Sucede que hablamos más, pero nos entendemos menos. Hay más, mucho más información, pero menos noticias que realmente nos interesen. Vengo observando que hasta en los noticieros de TV se habla más de lo que se muestra. Para acompañar a largos textos, y cubrir espacios de duración predeterminada que hay que llenar como sea, a menudo se repite la misma filmación hasta tres o cuatro veces mientras sigue hablando el locutor, lo que ha terminado por provocar la erosión de algunos términos muy usados: “genio”, “loco”, “héroe”, “amigo”, “pueblo” e incluso “patria”, son los que vienen pronto a mi mente.

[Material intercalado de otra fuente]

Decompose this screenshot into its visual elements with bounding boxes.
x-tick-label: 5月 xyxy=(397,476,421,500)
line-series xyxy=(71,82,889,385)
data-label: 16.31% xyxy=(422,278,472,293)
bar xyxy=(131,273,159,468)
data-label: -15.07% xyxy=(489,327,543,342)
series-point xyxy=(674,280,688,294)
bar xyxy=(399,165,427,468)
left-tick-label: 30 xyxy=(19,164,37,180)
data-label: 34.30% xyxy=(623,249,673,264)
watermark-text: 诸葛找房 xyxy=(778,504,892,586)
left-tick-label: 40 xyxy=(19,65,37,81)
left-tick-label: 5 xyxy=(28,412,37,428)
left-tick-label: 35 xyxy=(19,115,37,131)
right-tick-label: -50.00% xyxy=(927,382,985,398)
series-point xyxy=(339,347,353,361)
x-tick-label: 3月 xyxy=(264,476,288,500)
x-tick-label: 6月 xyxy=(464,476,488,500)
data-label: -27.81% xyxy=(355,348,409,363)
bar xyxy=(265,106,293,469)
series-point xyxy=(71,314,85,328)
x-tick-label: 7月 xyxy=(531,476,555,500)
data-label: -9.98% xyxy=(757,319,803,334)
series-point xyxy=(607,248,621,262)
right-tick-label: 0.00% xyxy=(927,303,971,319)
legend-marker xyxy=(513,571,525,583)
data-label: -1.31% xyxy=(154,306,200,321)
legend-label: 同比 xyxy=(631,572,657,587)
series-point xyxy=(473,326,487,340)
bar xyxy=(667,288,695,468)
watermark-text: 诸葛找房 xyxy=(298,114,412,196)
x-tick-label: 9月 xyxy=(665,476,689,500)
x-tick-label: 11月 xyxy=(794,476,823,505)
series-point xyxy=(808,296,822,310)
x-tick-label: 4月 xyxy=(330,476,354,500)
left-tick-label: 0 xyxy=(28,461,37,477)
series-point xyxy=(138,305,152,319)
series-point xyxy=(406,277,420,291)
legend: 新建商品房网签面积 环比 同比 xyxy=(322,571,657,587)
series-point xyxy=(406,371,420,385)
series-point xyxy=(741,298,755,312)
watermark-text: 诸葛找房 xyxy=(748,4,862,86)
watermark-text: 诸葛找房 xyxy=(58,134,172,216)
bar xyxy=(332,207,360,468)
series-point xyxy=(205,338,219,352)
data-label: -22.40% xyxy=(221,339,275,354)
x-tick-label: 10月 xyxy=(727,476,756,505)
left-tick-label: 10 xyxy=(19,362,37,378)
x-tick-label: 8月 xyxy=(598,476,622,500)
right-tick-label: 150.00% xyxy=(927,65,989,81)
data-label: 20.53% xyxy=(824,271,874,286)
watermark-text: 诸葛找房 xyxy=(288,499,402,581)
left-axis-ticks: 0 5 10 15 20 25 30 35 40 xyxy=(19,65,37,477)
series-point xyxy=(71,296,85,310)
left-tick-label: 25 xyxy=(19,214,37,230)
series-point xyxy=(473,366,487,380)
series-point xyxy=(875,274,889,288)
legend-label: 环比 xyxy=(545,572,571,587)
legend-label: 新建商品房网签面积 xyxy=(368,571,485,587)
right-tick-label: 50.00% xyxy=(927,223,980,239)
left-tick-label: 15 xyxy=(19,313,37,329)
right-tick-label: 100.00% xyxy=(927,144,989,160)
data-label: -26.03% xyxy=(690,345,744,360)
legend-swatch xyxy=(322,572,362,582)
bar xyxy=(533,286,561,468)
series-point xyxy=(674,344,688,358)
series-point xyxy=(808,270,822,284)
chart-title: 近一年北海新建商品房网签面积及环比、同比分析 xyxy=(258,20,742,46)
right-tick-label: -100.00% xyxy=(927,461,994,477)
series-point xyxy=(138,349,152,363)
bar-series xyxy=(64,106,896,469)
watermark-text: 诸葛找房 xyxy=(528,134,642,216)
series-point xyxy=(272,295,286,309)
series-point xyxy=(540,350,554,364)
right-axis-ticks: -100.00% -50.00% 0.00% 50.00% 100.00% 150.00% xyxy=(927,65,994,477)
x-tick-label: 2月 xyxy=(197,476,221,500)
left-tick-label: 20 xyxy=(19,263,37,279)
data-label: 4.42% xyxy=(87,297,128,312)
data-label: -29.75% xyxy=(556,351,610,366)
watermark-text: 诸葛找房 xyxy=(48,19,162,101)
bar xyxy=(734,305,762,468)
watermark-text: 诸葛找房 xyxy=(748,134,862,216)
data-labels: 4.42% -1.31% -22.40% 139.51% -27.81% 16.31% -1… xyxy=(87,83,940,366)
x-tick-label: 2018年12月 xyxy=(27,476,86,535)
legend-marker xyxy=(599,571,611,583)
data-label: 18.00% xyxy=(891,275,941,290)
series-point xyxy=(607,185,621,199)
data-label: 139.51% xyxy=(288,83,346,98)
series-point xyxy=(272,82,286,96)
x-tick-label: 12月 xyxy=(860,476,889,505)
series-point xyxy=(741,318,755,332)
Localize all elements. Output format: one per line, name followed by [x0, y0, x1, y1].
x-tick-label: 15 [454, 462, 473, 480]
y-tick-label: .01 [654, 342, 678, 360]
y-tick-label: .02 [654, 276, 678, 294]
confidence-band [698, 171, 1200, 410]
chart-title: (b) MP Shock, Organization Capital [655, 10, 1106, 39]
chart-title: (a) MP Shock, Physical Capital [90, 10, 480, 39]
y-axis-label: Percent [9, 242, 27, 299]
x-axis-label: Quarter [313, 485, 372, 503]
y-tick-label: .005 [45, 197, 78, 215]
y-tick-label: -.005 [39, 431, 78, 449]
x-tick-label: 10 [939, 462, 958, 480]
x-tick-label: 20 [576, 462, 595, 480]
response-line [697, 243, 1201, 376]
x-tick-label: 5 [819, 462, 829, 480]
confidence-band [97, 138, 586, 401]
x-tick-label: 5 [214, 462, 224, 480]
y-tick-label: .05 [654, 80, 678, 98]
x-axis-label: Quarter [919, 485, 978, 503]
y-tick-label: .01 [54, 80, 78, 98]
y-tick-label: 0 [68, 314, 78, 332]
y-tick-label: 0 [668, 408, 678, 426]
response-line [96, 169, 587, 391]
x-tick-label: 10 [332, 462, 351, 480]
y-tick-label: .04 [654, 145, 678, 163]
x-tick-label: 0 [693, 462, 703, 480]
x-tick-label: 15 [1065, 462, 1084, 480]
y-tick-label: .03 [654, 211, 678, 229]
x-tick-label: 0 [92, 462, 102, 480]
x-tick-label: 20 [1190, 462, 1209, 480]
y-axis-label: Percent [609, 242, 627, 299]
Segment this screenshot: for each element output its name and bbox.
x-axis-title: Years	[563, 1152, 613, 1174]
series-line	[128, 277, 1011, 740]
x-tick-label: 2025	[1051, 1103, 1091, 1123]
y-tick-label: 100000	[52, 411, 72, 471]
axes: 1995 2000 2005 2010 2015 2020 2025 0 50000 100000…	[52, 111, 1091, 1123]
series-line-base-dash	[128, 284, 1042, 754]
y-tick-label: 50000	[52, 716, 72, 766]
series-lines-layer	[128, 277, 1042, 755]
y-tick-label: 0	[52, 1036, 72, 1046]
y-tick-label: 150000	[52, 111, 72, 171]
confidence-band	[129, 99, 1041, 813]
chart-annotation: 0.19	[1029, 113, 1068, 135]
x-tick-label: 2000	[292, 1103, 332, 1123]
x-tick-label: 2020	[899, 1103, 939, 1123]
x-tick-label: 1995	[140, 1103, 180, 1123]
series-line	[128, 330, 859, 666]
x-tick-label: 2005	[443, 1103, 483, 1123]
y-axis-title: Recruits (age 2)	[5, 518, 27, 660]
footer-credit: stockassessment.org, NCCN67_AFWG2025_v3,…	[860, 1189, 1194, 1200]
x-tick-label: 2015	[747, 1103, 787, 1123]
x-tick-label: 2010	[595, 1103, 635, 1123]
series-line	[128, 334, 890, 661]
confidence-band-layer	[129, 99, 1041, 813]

Umberto Eco, en uno de sus últimos libros, “A paso de cangrejo”, advierte sobre el abuso mediático de la palabra “pueblo”. Su significación, explica, depende de quien la utiliza. “En realidad la palabra “pueblo”, como expresión de una voluntad y unos sentimientos iguales, una fuerza casi natural que encarna a la moral y la historia no existe”, opina el autor de “El nombre de la rosa”, añade.
Las palabras, que me perdone McLuhan, no son un fin sino el primero de los medios. Y por ellas debe comenzar la ansiada transparencia que pedimos a los funcionarios, políticos, directivos, periodistas e intelectuales. Por el contrario, prospera un “photoshop”, una cosmética del lenguaje que embellece o rejuvenece los vocablos, pero que atenta contra la verdad que debería ser el principal objetivo de su empleo.
Ya no se trata de buenas o malas palabras; tampoco de corregir errores, o ás bien “horrores” gramaticales cada vez más frecuentes y tolerados, que a esta altura resultan inocentes frente a los reclamos de los que piden una mayor transparencia al lenguaje cotidiano. David Ratto decía, veinte años atrás, que “tenía una teoría algo absurda”, que para él “comunicador no es el que habla, sino el que escucha”. Hoy no sólo se escucha menos, sino que debido a las picardías y malicias del vocabulario, sospechamos de cualquier discurso, lo pronuncie un político, un funcionario, un religioso o un comunicador profesional.
Se habla, por ejemplo, de “cibernautas”, englobando en el término a quienes deben ser tildados sin eufemismos de “ciberdelincuentes”, culpables de que ciertos medios de comunicación sean tan inseguros como las más solitarias calles de cualquier ciudad por la noche. El defensor del lector del diario El País, de Madrid, explicó en una reciente edición que el vocablo “manifestante” es ambiguo y confuso porque puede comprender a personas que tienen intenciones violentas y “que hacen de todo menos manifestarse”.
Hace poco, leí y recorté una interesante columna de Luis Alberto Romero, publicada en La Nación, en la que el reconocido historiador aconseja que “si se pretende devolverle a la política su dimensión moral… hay que comenzar por cuestionar el tan extendido uso de la palabra “corrupción”. Su uso indiscriminado hace que lo empleemos tanto al hecho de cobrar una coima por aligerar o ignorar un trámite, hasta para designar prácticas delictivas de gran calado que desgastan la credibilidad de las instituciones y causan desaliento y resignación en los ciudadanos.
En efecto, cuando todo es “corrupción”, nada termina por ser lo que todos pensamos, abominamos y queremos erradicar de la política y los negocios.
Es preciso aceptar que las palabras son, a la vez, hechos. Que la realidad crea acción, como bien dice Joan Costa, pero la comunicación crea sentido. Y es precisamente el sentido de las cosas el que se está perdiendo. Estoy convencido de que la tan ansiada transparencia debe comenzar por las palabras. Ojala aprendamos a usarlas con corrección, recuperando su verdadero significado, sin el photoshop del eufemismo, la ambigüedad y sobre todo, el engaño que tan bien sienta a la propaganda, cualquiera sea su origen.